Por aquellos años, la segunda década del siglo XIX, Buenos Aires despertaba, orgullosa, a su libertad. La nueva situación había aflojado los resortes del poder y la inestabilidad de los gobiernos era el pan de cada día. Cuando estas cosas ocurren, algunos miembros de la sociedad se sienten con derecho a acometer todo tipo de tropelías, persuadidos que no pagarán por su inconducta y comportamiento antisocial.





Resulta que en aquel Buenos Aires un comerciante inglés de enorme poder económico había alquilado un hermoso caserón a orillas del río, ubicado al sur de la ciudad, lo que hoy sería el Parque Lezama. En su casa, Mr Fair, que así se llamaba el hombre, organizaba fiestas o encuentros todos los días de fiesta, que él denominaba de solteros, pues concurrían a lo largo del día amigos y conocidos para comer, beber y conversar. En su enorme terraza al río gozaban de la brisa ribereña, de exquisitos habanos y excelentes vinos. Toda esta exposición pública y alarde de riqueza de quién no escatimaba en ofrecer los mejores manjares a sus visitantes era harto conocida en la pequeña aldea.


Este despliegue de riqueza y dispendios tentó a quienes con envidia, rencor o necesidad miraban con codicia lo que allí se realizaba en la seguridad que acumulaba sus riquezas en aquella casa.


Una banda de aproximadamente quince muchachones decididos, planificó el atraco, que debería ser llevado adelante por la noche, cuando se suponía que todos dormían en aquel caserón oscuro. Uno de los forajidos, arrepentido o acobardado por la gravedad de los hechos, contó a la víctima lo que se preparaba contra él.
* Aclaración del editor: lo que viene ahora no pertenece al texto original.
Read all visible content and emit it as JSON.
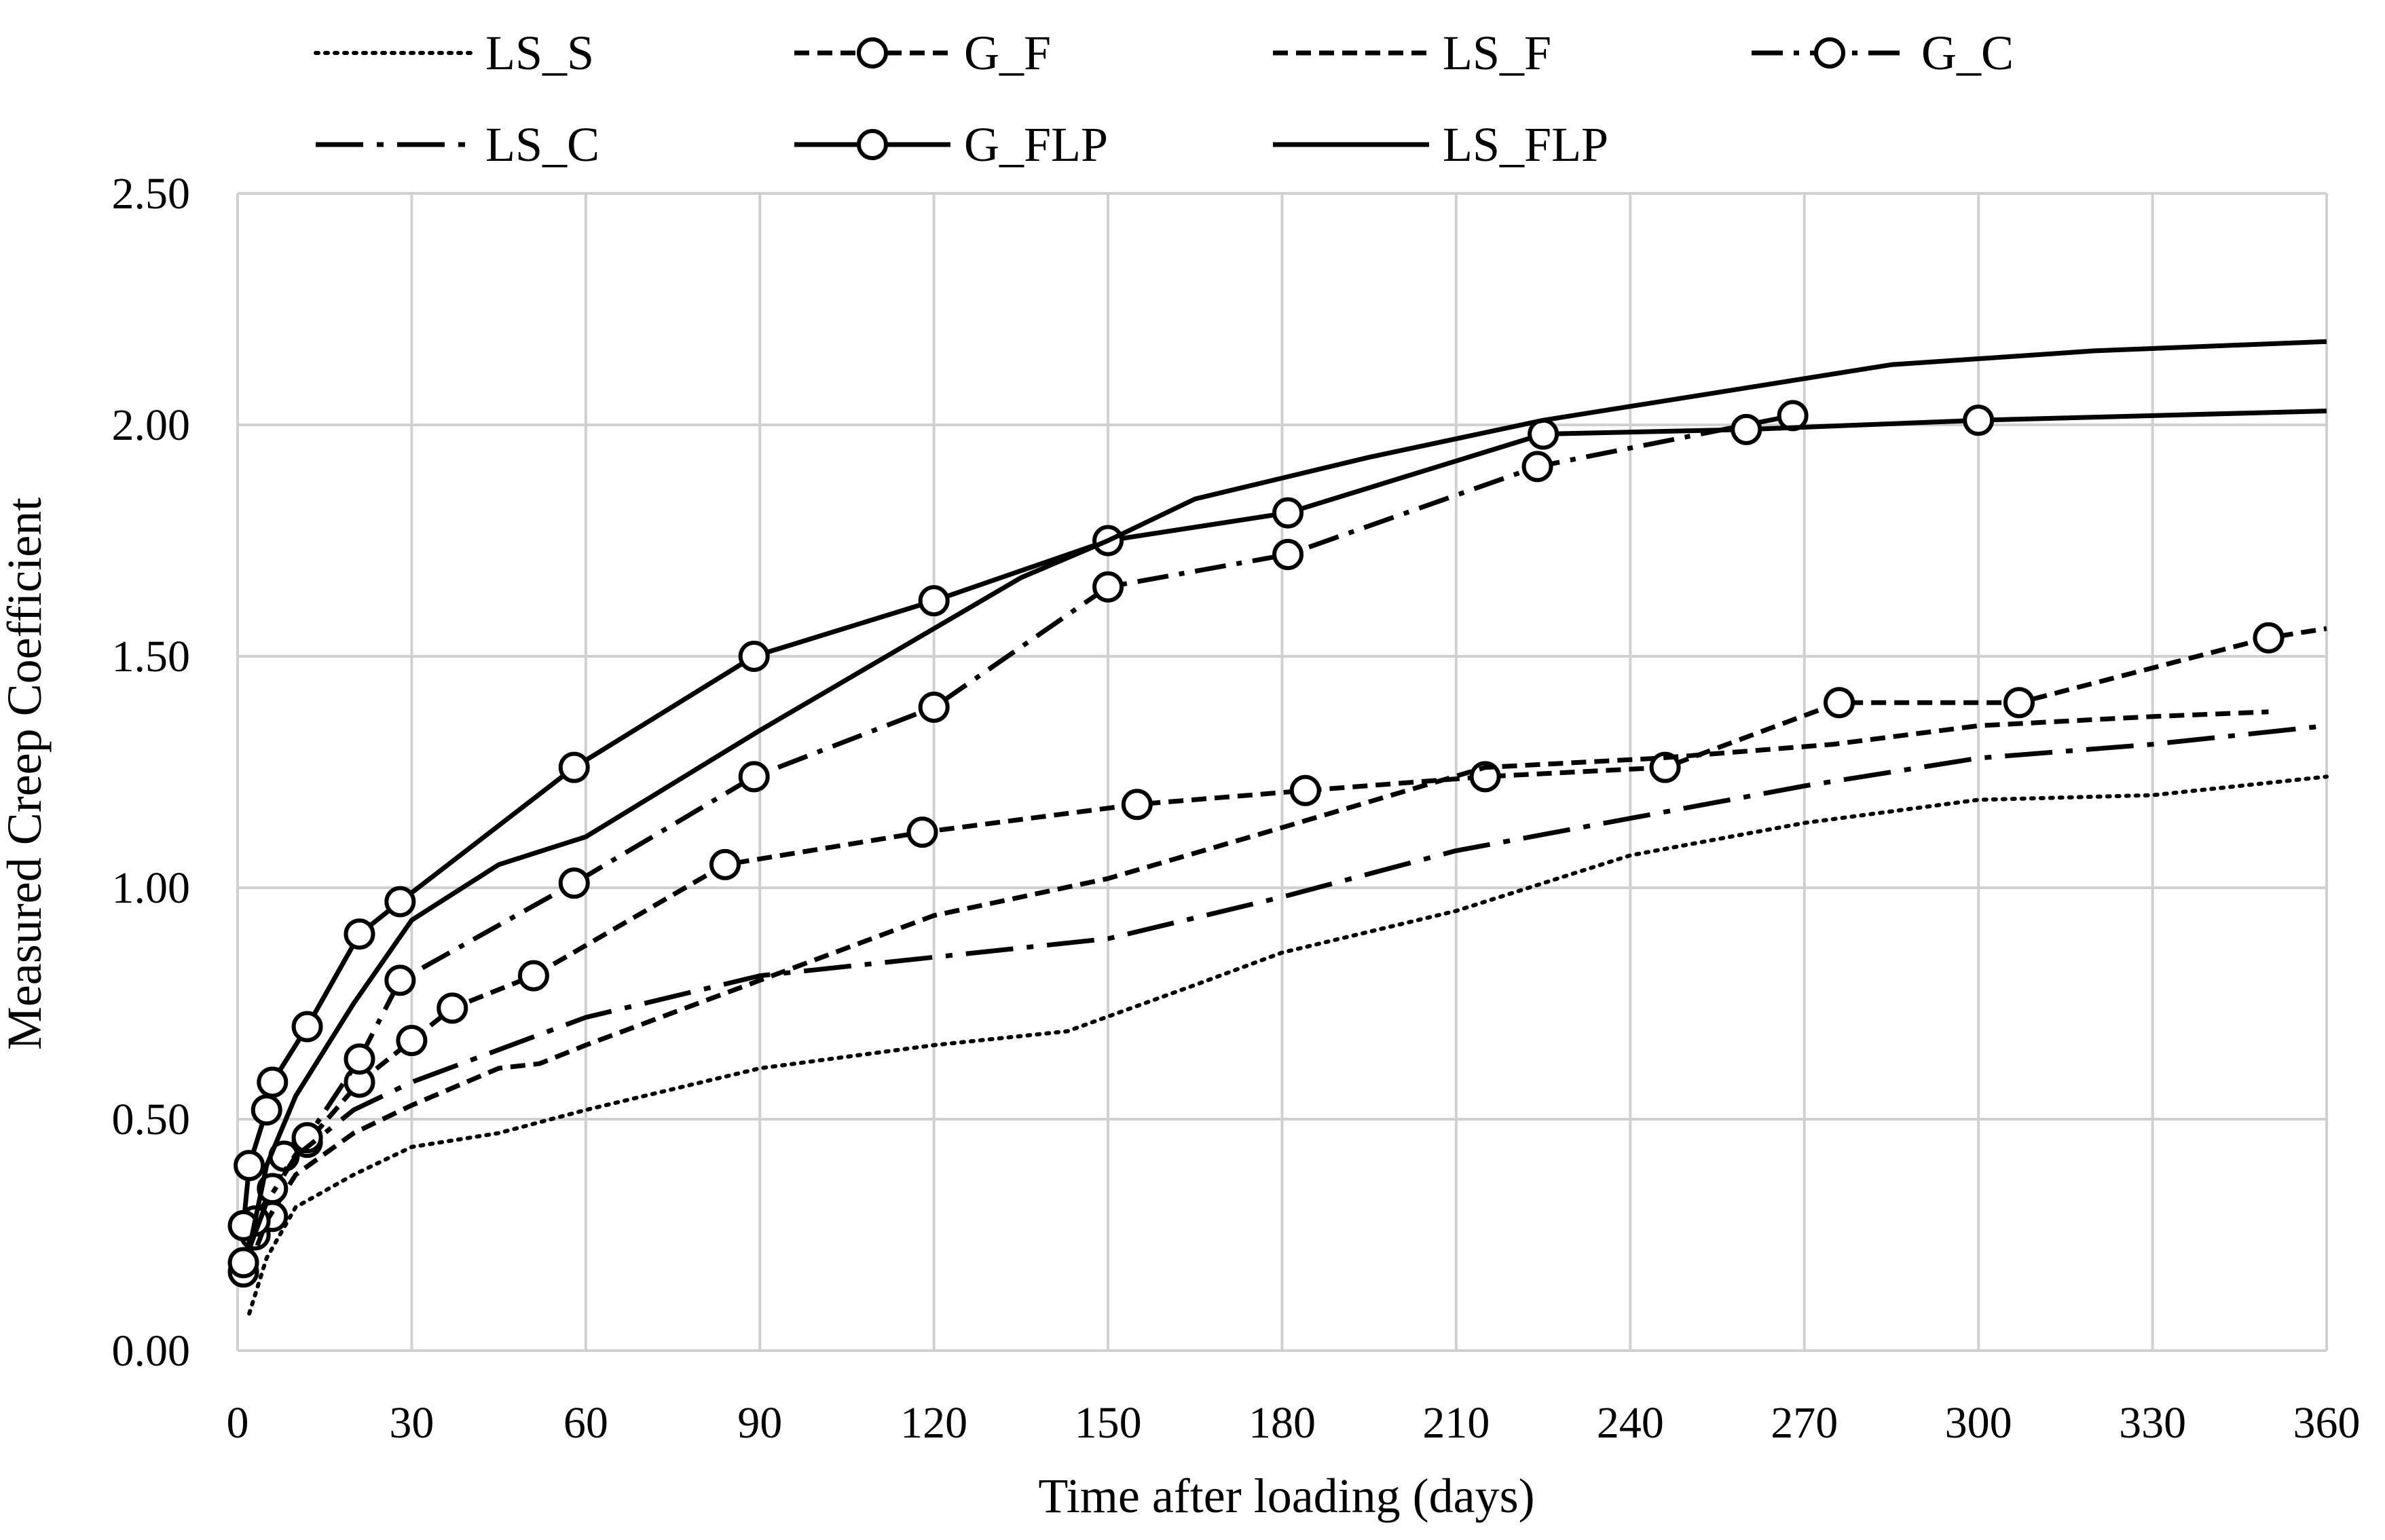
{
  "chart_data": {
    "type": "line",
    "title": "",
    "xlabel": "Time after loading (days)",
    "ylabel": "Measured Creep Coefficient",
    "xlim": [
      0,
      360
    ],
    "ylim": [
      0,
      2.5
    ],
    "grid": true,
    "legend_position": "top",
    "x_ticks": [
      0,
      30,
      60,
      90,
      120,
      150,
      180,
      210,
      240,
      270,
      300,
      330,
      360
    ],
    "x_tick_labels": [
      "0",
      "30",
      "60",
      "90",
      "120",
      "150",
      "180",
      "210",
      "240",
      "270",
      "300",
      "330",
      "360"
    ],
    "y_ticks": [
      0,
      0.5,
      1.0,
      1.5,
      2.0,
      2.5
    ],
    "y_tick_labels": [
      "0.00",
      "0.50",
      "1.00",
      "1.50",
      "2.00",
      "2.50"
    ],
    "line_color": "#000000",
    "grid_color": "#d0d0d0",
    "series": [
      {
        "name": "LS_S",
        "style": "dotted",
        "markers": false,
        "x": [
          2,
          5,
          10,
          20,
          30,
          45,
          60,
          90,
          120,
          143,
          165,
          180,
          210,
          240,
          270,
          300,
          330,
          360
        ],
        "y": [
          0.08,
          0.2,
          0.31,
          0.38,
          0.44,
          0.47,
          0.52,
          0.61,
          0.66,
          0.69,
          0.79,
          0.86,
          0.95,
          1.07,
          1.14,
          1.19,
          1.2,
          1.24
        ]
      },
      {
        "name": "G_F",
        "style": "dashed",
        "markers": true,
        "x": [
          1,
          3,
          6,
          8,
          12,
          21,
          30,
          37,
          51,
          84,
          118,
          155,
          184,
          215,
          246,
          276,
          307,
          350,
          360
        ],
        "y": [
          0.17,
          0.25,
          0.29,
          0.42,
          0.45,
          0.58,
          0.67,
          0.74,
          0.81,
          1.05,
          1.12,
          1.18,
          1.21,
          1.24,
          1.26,
          1.4,
          1.4,
          1.54,
          1.56
        ]
      },
      {
        "name": "LS_F",
        "style": "dashed",
        "markers": false,
        "x": [
          2,
          5,
          10,
          20,
          30,
          45,
          52,
          60,
          90,
          120,
          150,
          180,
          215,
          245,
          275,
          300,
          330,
          350
        ],
        "y": [
          0.18,
          0.28,
          0.38,
          0.47,
          0.53,
          0.61,
          0.62,
          0.66,
          0.8,
          0.94,
          1.02,
          1.13,
          1.26,
          1.28,
          1.31,
          1.35,
          1.37,
          1.38
        ]
      },
      {
        "name": "G_C",
        "style": "dash-dot",
        "markers": true,
        "x": [
          1,
          3,
          6,
          12,
          21,
          28,
          58,
          89,
          120,
          150,
          181,
          224,
          268
        ],
        "y": [
          0.19,
          0.28,
          0.35,
          0.46,
          0.63,
          0.8,
          1.01,
          1.24,
          1.39,
          1.65,
          1.72,
          1.91,
          2.02
        ]
      },
      {
        "name": "LS_C",
        "style": "long-dash-dot",
        "markers": false,
        "x": [
          2,
          5,
          10,
          20,
          30,
          45,
          60,
          90,
          120,
          150,
          180,
          210,
          240,
          270,
          300,
          330,
          360
        ],
        "y": [
          0.22,
          0.32,
          0.42,
          0.52,
          0.58,
          0.65,
          0.72,
          0.81,
          0.85,
          0.89,
          0.98,
          1.08,
          1.15,
          1.22,
          1.28,
          1.31,
          1.35
        ]
      },
      {
        "name": "G_FLP",
        "style": "solid",
        "markers": true,
        "x": [
          1,
          2,
          5,
          6,
          12,
          21,
          28,
          58,
          89,
          120,
          150,
          181,
          225,
          260,
          300,
          360
        ],
        "y": [
          0.27,
          0.4,
          0.52,
          0.58,
          0.7,
          0.9,
          0.97,
          1.26,
          1.5,
          1.62,
          1.75,
          1.81,
          1.98,
          1.99,
          2.01,
          2.03
        ]
      },
      {
        "name": "LS_FLP",
        "style": "solid",
        "markers": false,
        "x": [
          2,
          5,
          10,
          20,
          30,
          45,
          55,
          60,
          90,
          120,
          135,
          150,
          165,
          195,
          225,
          255,
          285,
          320,
          360
        ],
        "y": [
          0.22,
          0.4,
          0.55,
          0.75,
          0.93,
          1.05,
          1.09,
          1.11,
          1.34,
          1.56,
          1.67,
          1.75,
          1.84,
          1.93,
          2.01,
          2.07,
          2.13,
          2.16,
          2.18
        ]
      }
    ]
  }
}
Alertada la policía se preparó un operativo para sorprender y detener a los malvivientes. De a uno y a distintas horas del día fueron ingresando los policías vestidos de civil. La idea era distribuirlos en la casa de manera de sorprender a los cacos. La noche establecida, los ladrones no dieron señales de vida. Pero el jefe estaba dispuesto a acabar con esta banda y esperó un día más. ¡Menos mal! Pues la segunda noche, a eso de las doce, aparecieron.


Sin que lo notaran se les había facilitado el acceso. Una vez dentro y confiados de su suerte descuidaron la vigilancia. De pronto rugió la orden policial de fuego y se desató una balacera infernal. Alguno de aquellos chorizos fue herido, no se pudo saber quien. Todos huyeron.